Call Down the Hawk (Dreamer, #1)(84)



She had always vowed she’d paint something original when she got to live as an original.

So, never.

She was very angry, she thought with some wonder. So this was how Madox felt all the time. How did she ever get anything done? There wasn’t room inside Jordan for anything else.

In the place where an office should be, there was Senko’s tattoo parlor, and that was where Hennessy and Jordan headed that evening. Jordan wasn’t exactly sure how hygienic it was, but Senko didn’t ask questions about the Supra’s origin and he didn’t ask questions about Jordan’s, either. It wasn’t the easiest thing to find five different tattoo parlors to do identical flowers on each of the girls each time Hennessy got a new one.

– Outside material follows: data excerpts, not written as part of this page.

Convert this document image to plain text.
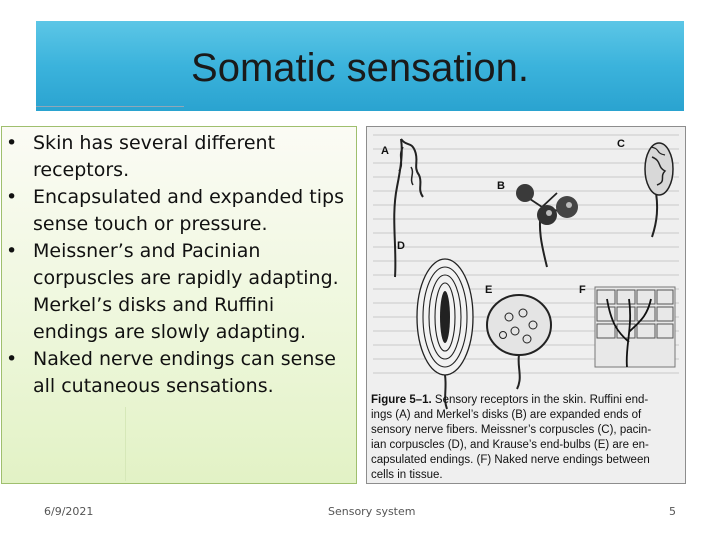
Somatic sensation.
• Skin has several different receptors.
• Encapsulated and expanded tips sense touch or pressure.
• Meissner’s and Pacinian corpuscles are rapidly adapting. Merkel’s disks and Ruffini endings are slowly adapting.
• Naked nerve endings can sense all cutaneous sensations.
A
B
C
D
E	F
Figure 5–1. Sensory receptors in the skin. Ruffini end-
ings (A) and Merkel’s disks (B) are expanded ends of
sensory nerve fibers. Meissner’s corpuscles (C), pacin-
ian corpuscles (D), and Krause’s end-bulbs (E) are en-
capsulated endings. (F) Naked nerve endings between
cells in tissue.
6/9/2021	Sensory system	5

“Another flower,” Senko said. “Two flowers this time, we’re nearly done.” He was the most compact man Jordan had ever met, both short and slight, like a taller person seen from far away. His densely curled hair was either dull brown or gray. She had no idea how old he was. Thirty? Fifty? Supposedly Hennessy had slept with him once, but for Senko’s sake, Jordan hoped this wasn’t true. “Pink this time.”

Jordan was already situated in the chair as Senko examined the new flower on Hennessy’s throat, making sure that the one he was about to put on Jordan matched precisely. He was taking his time. Senko was not the sort to do anything rash. He wasn’t the sort to do anything at speed, really, which was ironic considering that his profession was making things go faster. Senko himself was the slowest driver Jordan had ever seen; she’d once encountered him in his GTR north of the city and had spent ten minutes trying to provoke him into exceeding the speed limit before realizing first that it was impossible and second that it was him.

“Pink is the oldest color on the planet, did you know that?” Hennessy said. She still sounded a little drugged, but she had stopped bleeding hours before. She lolled in a rolling desk chair, holding the shop dog, a tiny female Yorkie named Greg. The story was that Senko used to have a shop guy named Greg who’d botched a turbo swap years ago and been unable to pay for the fix, and Senko had taken his dog in reparation, but Jordan found the story suspect. Senko wouldn’t let any of his shop guys touch a turbo. “According to fossil records. Cyanobacteria. I read that in Smithsonian Magazine. Ground ’em up, add them to solvent, it turns bright pink, making it one-billion-year-old pigment. I’d like to paint with that. Maybe a steak. A rare color for a rare food. Too on the nose?”

Jordan didn’t answer.

Jordan didn’t want this tattoo.

It seemed impossible how much she didn’t want the tattoo.

A decade of matching tattoos, matching hair, matching clothing, matching lives. Matching hopes, matching dreams, matching expiration dates.

“I’m gonna piss first,” Senko said, standing slowly. “Don’t go away.” He moved out of the room with slothlike intention.

The moment Jordan heard the shop bathroom door close, words blew out of her mouth; she couldn’t even stop them. “What did you tell him?”

Hennessy and the dog looked up in surprise. “Steak? Pink? I didn’t make him need to piss.”

“Ronan Lynch,” Jordan said. She didn’t even fully recognize her tone. She sounded like Madox. The words were spat out. Hateful. Ronan. Lynch. “He was all ready to take us on and in he went to you and something you said sent him sodding right back out that door.”

“He couldn’t do anything for us.”

“And how would you know? Did you see the painting he did? Out of his head? It took him no time at all, maybe even better than the original Dark Lady. He said he might be able to do something just for you. You didn’t even let him try.”

Hennessy said, “It’ll just get the girls all strung out.”

“On hope, is that what you mean? Are you saying they’d be all strung out on hope, like they might get excited about seeing the other side of twenty-one? You’re right, that seems truly fucked up. What was I thinking.”

Hennessy gave Jordan a fond look. “This doesn’t look good on you, Jordan. Leave it to Mad.”

This did nothing to quench Jordan’s anger. If anything, it strengthened it.

“I spent every second of every day for months getting The Dark Lady,” she said. “For you, so you wouldn’t be like this. But also for them, because they needed it. Before this, Trinity was about ready to eat a bucket of pills, you and I both know that. Having an idea it might go somewhere kept her from going off her oats. For once it didn’t just hang over us. All of us. And now you’re saying that’s not worth going after again?”

Now Hennessy looked angry right back. It was a version of Madox’s anger, but a shade darker, more complicated. She put her finger on her temple. “You don’t know what goes on in here, Jordan. I played along with you, I played along with The Dark Lady, even though I knew it would just fuck us up the arse. And here we are, fucked up the arse, as predicted.”

“We never had another dreamer,” Jordan said. “He knows what you can do. He knows what’s possible.”

And then she saw from Hennessy’s face that this was exactly why she didn’t want it. Jordan narrowed her eyes. “Is this a cry for help?”

Hennessy said, “Don’t dig in this hole, Jordan. It’s not what you think.”